Психологи и консультанты проекта энергично возражали против того, чтобы в поле зрения сотрудников попали следы неудачных попыток, но выбора не было. Два предыдущих здания развалились на мелкие кусочки, словно раскаленные камешки, брошенные в студеную воду. Уборка обломков влетела бы в копеечку, не говоря уже об опасности и вообще возможности этого предприятия, потому их оставили в покое. А маленькая долина оказалась единственным плутонотермально-устойчивым участком, откуда открывался ничем не заслоняемый вид на Кольцо. Вглубь уходил мощный слой горной породы, которая, в отличие от застывшей воды и метана, могла выдержать вес Станции.

Только в этом месте порода подходила так близко к поверхности, что служила строительной опорой». В любой другой точке весь комплекс под действием излучаемого им тепла провалился бы вниз.

Даже при наилучшей изоляции и лазерной системе охлаждения температура внешней обшивки Станции опускалась ниже —170 °С. Этого достаточно, чтобы мгновенно убить человека, но, по сравнению с температурой окружающей поверхности, это было просто обжигающе горячо, холмы могли бы запросто расплавиться от такого жара.

«Только бы Станция мягко осела вниз, — глядя на печальные развалины у горизонта, подумал Ларри. — Первым двум не удалось, жаль».

Но эта стоит уже пятнадцать лет. Можно считать, что третья попытка вышла успешной.

Пока успешной…

Ларри перенес внимание от разбросанных по округе обломков на телескоп.
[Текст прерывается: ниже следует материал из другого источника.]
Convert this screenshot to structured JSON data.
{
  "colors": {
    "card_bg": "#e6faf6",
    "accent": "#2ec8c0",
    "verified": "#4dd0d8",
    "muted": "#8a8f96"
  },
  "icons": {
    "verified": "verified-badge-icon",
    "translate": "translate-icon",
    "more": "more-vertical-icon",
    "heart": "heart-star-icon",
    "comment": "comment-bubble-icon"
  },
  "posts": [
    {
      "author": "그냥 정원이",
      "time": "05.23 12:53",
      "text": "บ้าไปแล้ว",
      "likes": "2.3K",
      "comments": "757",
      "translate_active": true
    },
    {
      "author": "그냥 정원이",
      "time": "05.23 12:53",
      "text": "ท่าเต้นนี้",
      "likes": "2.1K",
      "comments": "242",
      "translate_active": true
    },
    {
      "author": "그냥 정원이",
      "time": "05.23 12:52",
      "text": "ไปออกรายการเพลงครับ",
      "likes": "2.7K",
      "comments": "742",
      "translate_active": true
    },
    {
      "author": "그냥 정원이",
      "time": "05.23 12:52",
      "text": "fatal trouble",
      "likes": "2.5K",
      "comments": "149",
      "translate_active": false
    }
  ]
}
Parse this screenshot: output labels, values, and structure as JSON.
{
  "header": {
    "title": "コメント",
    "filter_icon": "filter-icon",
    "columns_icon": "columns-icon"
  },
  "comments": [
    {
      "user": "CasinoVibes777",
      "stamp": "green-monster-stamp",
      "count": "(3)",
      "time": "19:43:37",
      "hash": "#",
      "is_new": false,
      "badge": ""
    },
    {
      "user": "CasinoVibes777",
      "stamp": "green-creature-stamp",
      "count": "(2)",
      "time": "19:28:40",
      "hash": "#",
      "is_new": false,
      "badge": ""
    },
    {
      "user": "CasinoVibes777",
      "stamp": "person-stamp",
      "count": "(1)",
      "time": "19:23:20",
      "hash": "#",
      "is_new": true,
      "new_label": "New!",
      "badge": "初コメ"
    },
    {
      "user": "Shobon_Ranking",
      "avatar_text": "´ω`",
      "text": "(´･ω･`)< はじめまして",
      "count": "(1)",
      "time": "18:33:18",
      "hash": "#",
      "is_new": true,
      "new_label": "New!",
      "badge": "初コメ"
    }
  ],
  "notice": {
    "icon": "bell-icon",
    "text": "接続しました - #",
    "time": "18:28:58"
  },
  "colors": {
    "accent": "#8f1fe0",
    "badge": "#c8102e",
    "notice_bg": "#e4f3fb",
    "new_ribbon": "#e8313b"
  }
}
Прибор с тридцатисантиметровым зеркалом и системой слежения автоматически фокусировался на крошечном голубом шарике Земли всякий раз, когда планета появлялась над местным горизонтом. Изображение можно было получить на любом видеомониторе, но каждому обитателю Станции изредка хотелось прийти сюда и, склонившись над окуляром, увидеть далекую родину своими глазами.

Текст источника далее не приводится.